FIG. 7 is a rear part of the flowchart for explaining the operation of the camera capable of blur correction according to the fourth embodiment of the present invention.

FIG. 8 is a flowchart for explaining the operation of the camera capable of blur correction according to the fifth embodiment of the present invention.

FIG. 9 is a flow chart for explaining the operation of the camera capable of blur correction according to the sixth embodiment of the present invention.

FIG. 10 is a diagram for explaining the necessity of controlling the power feeding means and the focal length changing means.

[Explanation of symbols]

DESCRIPTION OF SYMBOLS 1 ... Operation state determination means, 2 ... Shake correction photography mode setting means, 3 ... Camera control means, 4 ... Electric power feeding means, 5 ... Focal distance changing means, 6 ... Time measuring means, 7 ... Operation detecting means, 8 ... Hand shake detection Apparatus, 8X ... Camera shake detection apparatus (X), 8Y ... Camera shake detection apparatus (Y), 9 ... Focal length optical system, 11 ... Shake correction control means, 12 ... Shake correction apparatus drive means, 13 ... Shake correction apparatus, 14a ... first photometric means, 14b ... second photometric means, 15 ... distance measuring means, 16 ... 1RSW, 17 ... 2R
SW, 18 ... Focal length change instruction means, 19 ... Exposure means,
20 ... Film driving means, 21 ... Focal length information detecting means, 31 ... Lens barrel, 32 ... Photographing optical system, 33 ... Correction force transmission system, 34 ... Shake correction lens support frame, 41 ... Camera body, 42 ... Penta prism , 43 ... Quick return mirror, 44 ... Shutter device, 45 ... Film, 4
6 ... Screen mat, 47 ... Finder.

Claims (3)

[Claims] 1. A camera capable of compensating an image movement on an image plane based on a blur detected by a blur detecting means for detecting a blur of a camera, the camera being set to a blur correction mode for performing a blur correction. A shake correction mode setting means, a power saving mode setting means for setting the camera to a power saving mode for operating only the minimum functions when the camera is not used, and a power supply means for supplying power to the shake detecting means. And a focal length changing means for changing a photographing focal length, which starts power supply from the power supply means when the shake correction mode is set by the shake correction mode setting means in the power saving mode. In addition, the camera capable of blur correction is characterized in that the change of the focal length changing means is prohibited only for a predetermined time set in advance. 2. A camera capable of compensating an image movement on an image plane based on a blur detected by a blur detecting means for detecting a blur of a camera, the camera being set to a blur correction mode for performing a blur correction. A shake correction mode setting means, a power saving mode setting means for setting the camera to a power saving mode for operating only the minimum functions when the camera is not used, and a power supply means for supplying power to the shake detecting means.

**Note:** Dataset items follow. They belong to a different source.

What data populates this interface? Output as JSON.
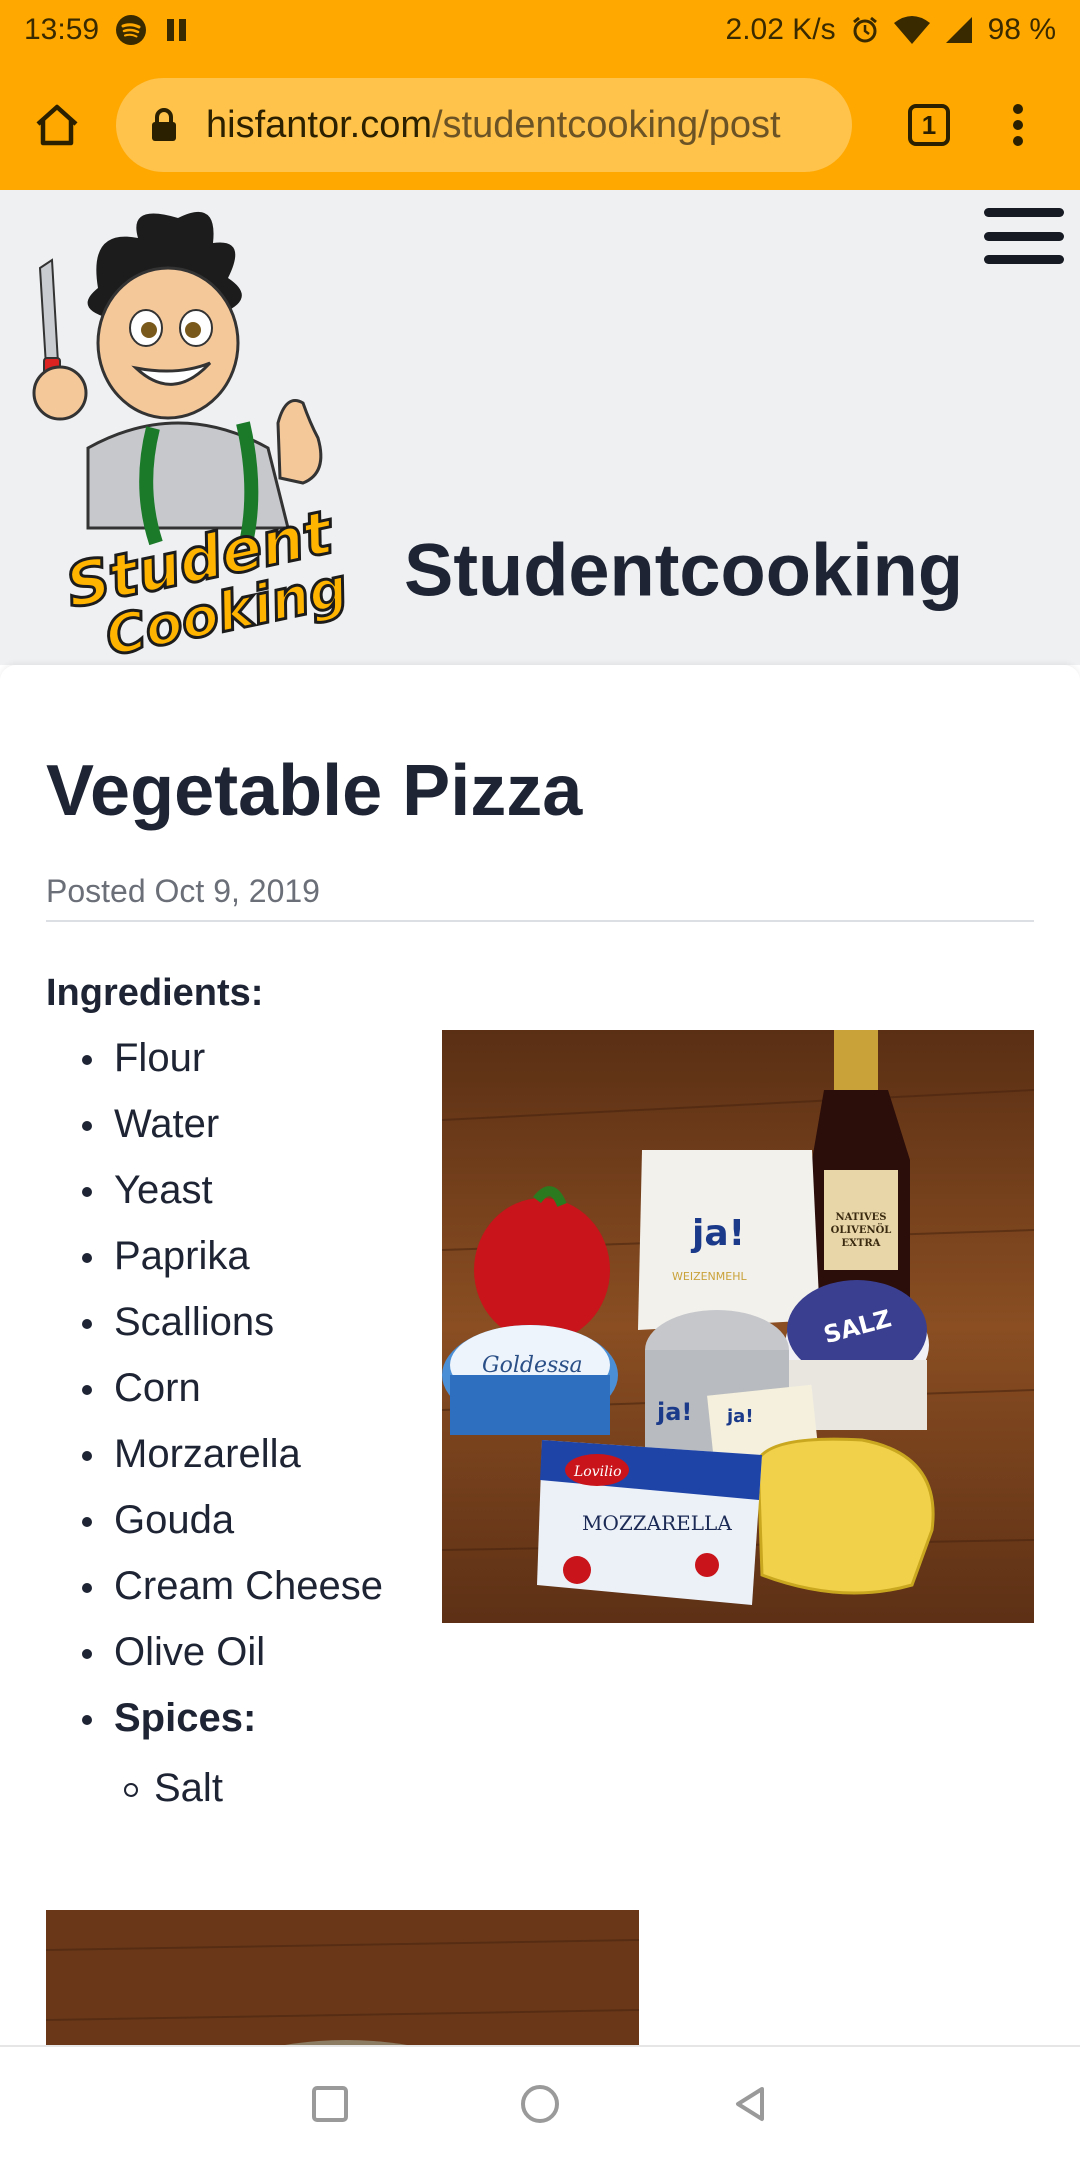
{
  "status_bar": {
    "time": "13:59",
    "network_speed": "2.02 K/s",
    "battery": "98 %",
    "icons": [
      "spotify-icon",
      "pause-icon",
      "alarm-icon",
      "wifi-icon",
      "signal-icon"
    ]
  },
  "browser": {
    "url_domain": "hisfantor.com",
    "url_path": "/studentcooking/post",
    "tab_count": "1",
    "accent_color": "#ffa800"
  },
  "site": {
    "title": "Studentcooking",
    "logo_text_line1": "Student",
    "logo_text_line2": "Cooking"
  },
  "post": {
    "title": "Vegetable Pizza",
    "date": "Posted Oct 9, 2019",
    "ingredients_heading": "Ingredients:",
    "ingredients": [
      "Flour",
      "Water",
      "Yeast",
      "Paprika",
      "Scallions",
      "Corn",
      "Morzarella",
      "Gouda",
      "Cream Cheese",
      "Olive Oil",
      "Spices:"
    ],
    "spices": [
      "Salt"
    ],
    "photo_labels": {
      "flour_brand": "ja!",
      "flour_type": "WEIZENMEHL",
      "oil_line1": "NATIVES",
      "oil_line2": "OLIVENÖL",
      "oil_line3": "EXTRA",
      "cheese_brand": "Goldessa",
      "mozzarella": "MOZZARELLA",
      "mozz_brand": "Lovilio",
      "salt": "SALZ",
      "can_brand": "ja!",
      "yeast_brand": "ja!"
    }
  }
}
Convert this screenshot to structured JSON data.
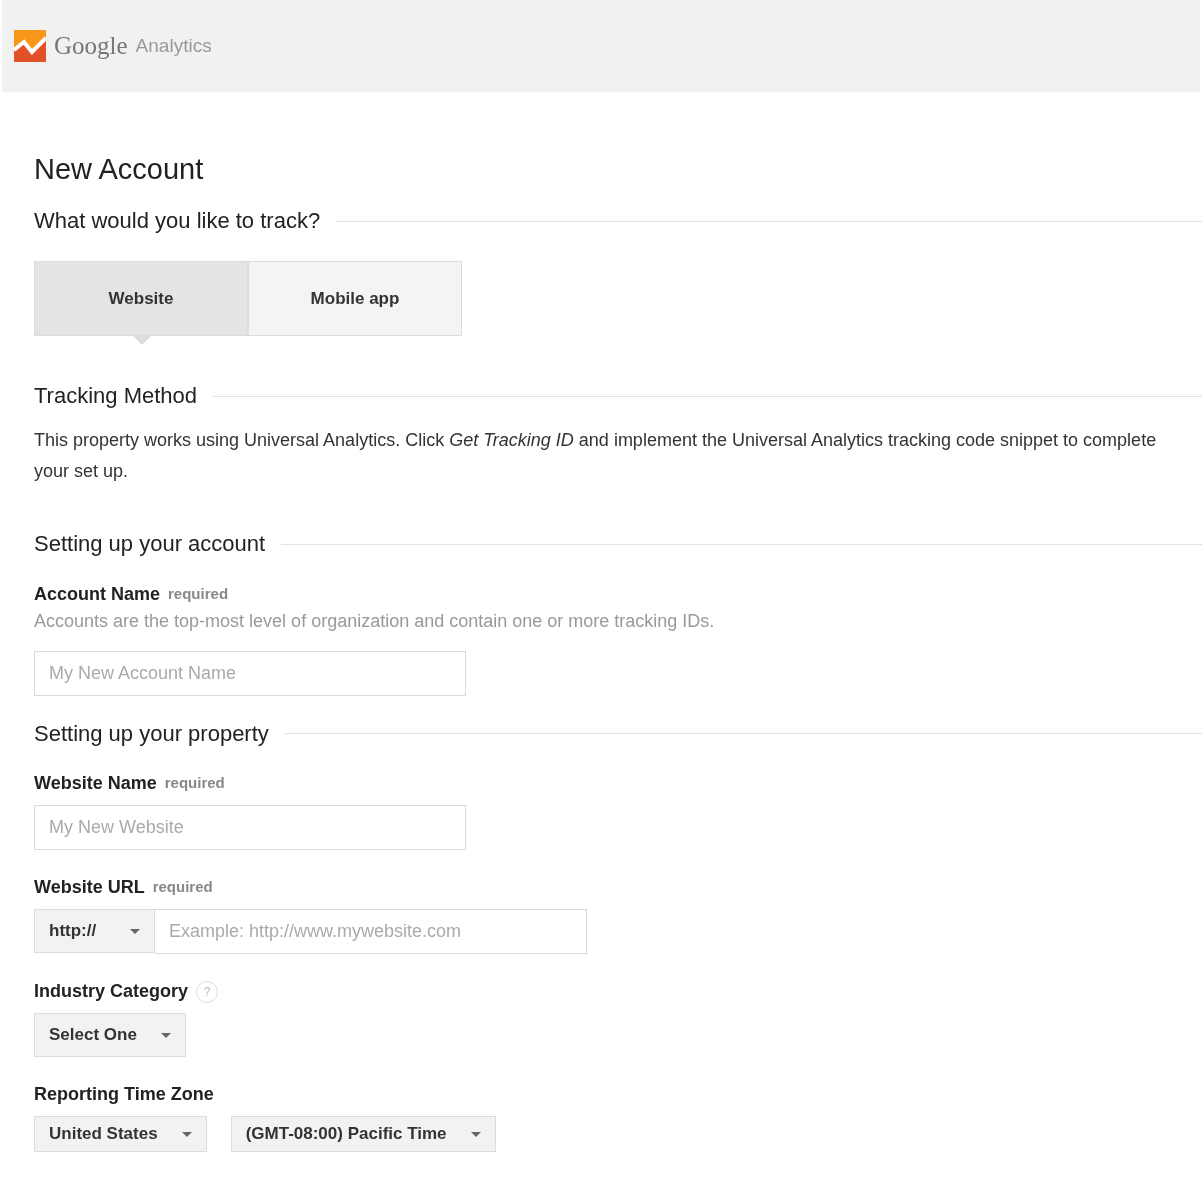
{
  "header": {
    "brand": "Google",
    "product": "Analytics"
  },
  "page_title": "New Account",
  "sections": [
    {
      "title": "What would you like to track?",
      "kind": "tabs",
      "tabs": [
        {
          "label": "Website",
          "selected": true
        },
        {
          "label": "Mobile app",
          "selected": false
        }
      ]
    },
    {
      "title": "Tracking Method",
      "kind": "paragraph",
      "text": "This property works using Universal Analytics. Click *Get Tracking ID* and implement the Universal Analytics tracking code snippet to complete your set up."
    },
    {
      "title": "Setting up your account",
      "kind": "fields",
      "fields": [
        {
          "kind": "text",
          "label": "Account Name",
          "required": "required",
          "description": "Accounts are the top-most level of organization and contain one or more tracking IDs.",
          "placeholder": "My New Account Name"
        }
      ]
    },
    {
      "title": "Setting up your property",
      "kind": "fields",
      "fields": [
        {
          "kind": "text",
          "label": "Website Name",
          "required": "required",
          "placeholder": "My New Website"
        },
        {
          "kind": "url",
          "label": "Website URL",
          "required": "required",
          "protocol": "http://",
          "placeholder": "Example: http://www.mywebsite.com"
        },
        {
          "kind": "selects",
          "label": "Industry Category",
          "help": "?",
          "selects": [
            "Select One"
          ]
        },
        {
          "kind": "selects",
          "label": "Reporting Time Zone",
          "selects": [
            "United States",
            "(GMT-08:00) Pacific Time"
          ]
        }
      ]
    }
  ]
}
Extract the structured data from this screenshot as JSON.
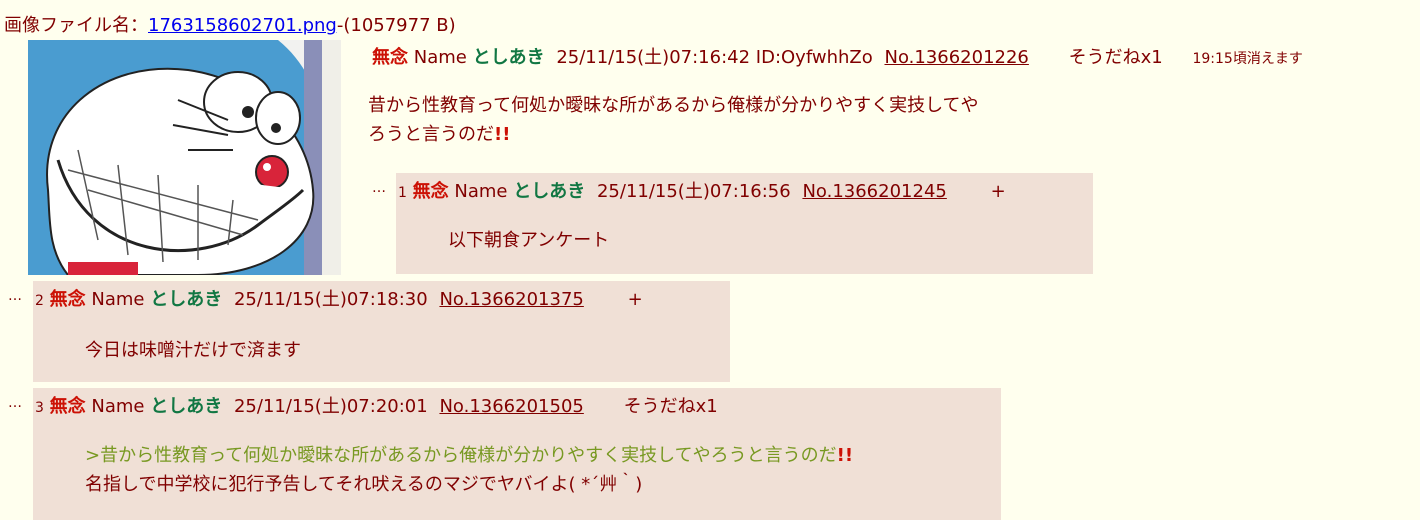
{
  "file": {
    "label": "画像ファイル名：",
    "name": "1763158602701.png",
    "size": "-(1057977 B)"
  },
  "op": {
    "subject": "無念",
    "name_label": "Name",
    "name": "としあき",
    "date": "25/11/15(土)07:16:42",
    "id": "ID:OyfwhhZo",
    "no": "No.1366201226",
    "sod": "そうだねx1",
    "expire": "19:15頃消えます",
    "line1": "昔から性教育って何処か曖昧な所があるから俺様が分かりやすく実技してや",
    "line2": "ろうと言うのだ",
    "excl": "!!"
  },
  "replies": [
    {
      "dots": "…",
      "index": "1",
      "subject": "無念",
      "name_label": "Name",
      "name": "としあき",
      "date": "25/11/15(土)07:16:56",
      "no": "No.1366201245",
      "action": "+",
      "text": "以下朝食アンケート"
    },
    {
      "dots": "…",
      "index": "2",
      "subject": "無念",
      "name_label": "Name",
      "name": "としあき",
      "date": "25/11/15(土)07:18:30",
      "no": "No.1366201375",
      "action": "+",
      "text": "今日は味噌汁だけで済ます"
    },
    {
      "dots": "…",
      "index": "3",
      "subject": "無念",
      "name_label": "Name",
      "name": "としあき",
      "date": "25/11/15(土)07:20:01",
      "no": "No.1366201505",
      "action": "そうだねx1",
      "quote": ">昔から性教育って何処か曖昧な所があるから俺様が分かりやすく実技してやろうと言うのだ",
      "quote_excl": "!!",
      "text": "名指しで中学校に犯行予告してそれ吠えるのマジでヤバイよ( *´艸｀)"
    }
  ],
  "colors": {
    "background": "#FFFFEE",
    "reply_bg": "#F0E0D6",
    "subject": "#CC1105",
    "name": "#117743",
    "text": "#800000",
    "quote": "#789922",
    "link": "#0000EE"
  },
  "thumbnail": {
    "alt_subject": "doraemon-grinning-thumbnail"
  }
}
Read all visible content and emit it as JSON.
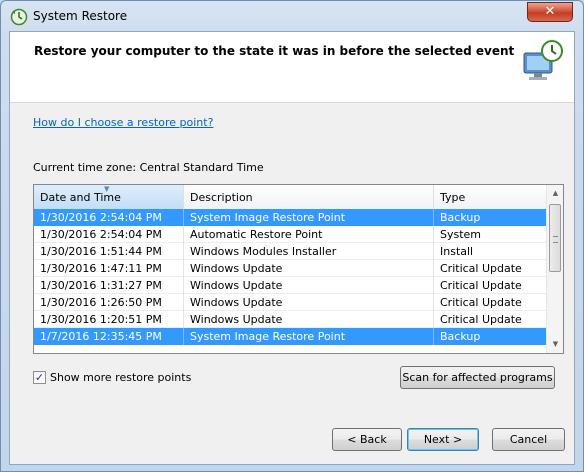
{
  "window": {
    "title": "System Restore",
    "close_label": "✕"
  },
  "header": {
    "title": "Restore your computer to the state it was in before the selected event"
  },
  "help_link": "How do I choose a restore point?",
  "timezone": "Current time zone: Central Standard Time",
  "table": {
    "columns": [
      "Date and Time",
      "Description",
      "Type"
    ],
    "rows": [
      {
        "date": "1/30/2016 2:54:04 PM",
        "desc": "System Image Restore Point",
        "type": "Backup",
        "selected": true
      },
      {
        "date": "1/30/2016 2:54:04 PM",
        "desc": "Automatic Restore Point",
        "type": "System",
        "selected": false
      },
      {
        "date": "1/30/2016 1:51:44 PM",
        "desc": "Windows Modules Installer",
        "type": "Install",
        "selected": false
      },
      {
        "date": "1/30/2016 1:47:11 PM",
        "desc": "Windows Update",
        "type": "Critical Update",
        "selected": false
      },
      {
        "date": "1/30/2016 1:31:27 PM",
        "desc": "Windows Update",
        "type": "Critical Update",
        "selected": false
      },
      {
        "date": "1/30/2016 1:26:50 PM",
        "desc": "Windows Update",
        "type": "Critical Update",
        "selected": false
      },
      {
        "date": "1/30/2016 1:20:51 PM",
        "desc": "Windows Update",
        "type": "Critical Update",
        "selected": false
      },
      {
        "date": "1/7/2016 12:35:45 PM",
        "desc": "System Image Restore Point",
        "type": "Backup",
        "selected": true
      }
    ]
  },
  "show_more": {
    "label": "Show more restore points",
    "checked": true
  },
  "buttons": {
    "scan": "Scan for affected programs",
    "back": "< Back",
    "next": "Next >",
    "cancel": "Cancel"
  },
  "colors": {
    "selection": "#3399ff",
    "link": "#0066cc",
    "close": "#c43c22"
  },
  "icons": [
    "system-restore-icon",
    "close-icon",
    "restore-computer-icon",
    "sort-arrow-icon",
    "scroll-up-icon",
    "scroll-down-icon",
    "checkbox-checked-icon"
  ]
}
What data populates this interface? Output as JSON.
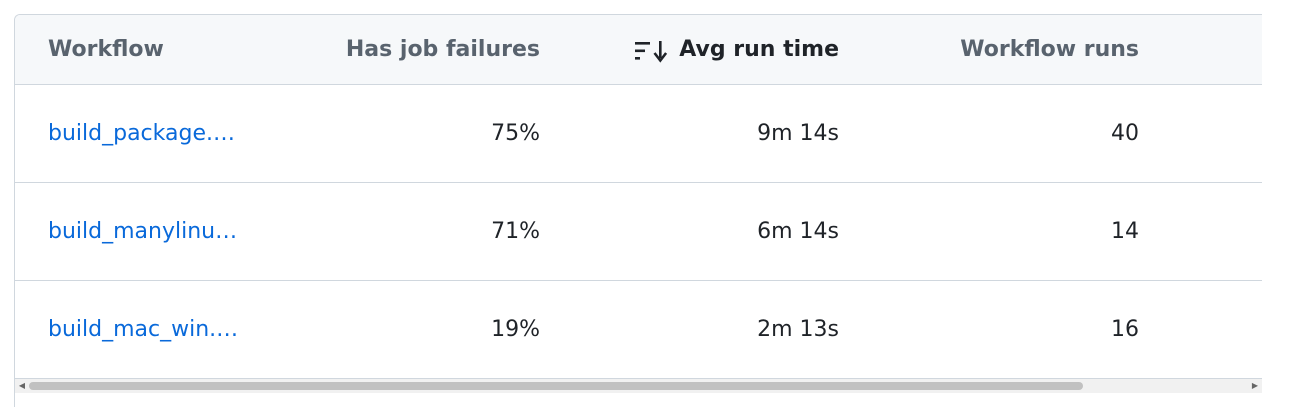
{
  "table": {
    "columns": [
      {
        "label": "Workflow"
      },
      {
        "label": "Has job failures"
      },
      {
        "label": "Avg run time",
        "sorted": "descending",
        "icon": "sort-descending-icon"
      },
      {
        "label": "Workflow runs"
      }
    ],
    "rows": [
      {
        "workflow": "build_package.…",
        "failures": "75%",
        "avg_run_time": "9m 14s",
        "runs": "40"
      },
      {
        "workflow": "build_manylinu…",
        "failures": "71%",
        "avg_run_time": "6m 14s",
        "runs": "14"
      },
      {
        "workflow": "build_mac_win.…",
        "failures": "19%",
        "avg_run_time": "2m 13s",
        "runs": "16"
      }
    ]
  },
  "colors": {
    "link": "#0969da",
    "header_bg": "#f6f8fa",
    "border": "#d0d7de",
    "header_text": "#59636e",
    "text": "#1f2328"
  }
}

It comprises a focal length changing means for changing the photographing focal length and a time measuring means for measuring the time during which the photographing operation is not performed after the blur correction mode is set, and the output of the time measuring means exceeds the predetermined time. In this case, the shake correction mode is set to the power saving mode, and the power supply from the power supply means is reduced or stopped to set the focal length. A correctable camera characterized in that the distance changing means is driven to a predetermined focal length set in advance. 3. The predetermined focal length set in advance is
The camera according to claim 2, wherein the wide-angle end side is set to a side closer to the telephoto side than the wide-angle end side to the extent that blurring is not affected.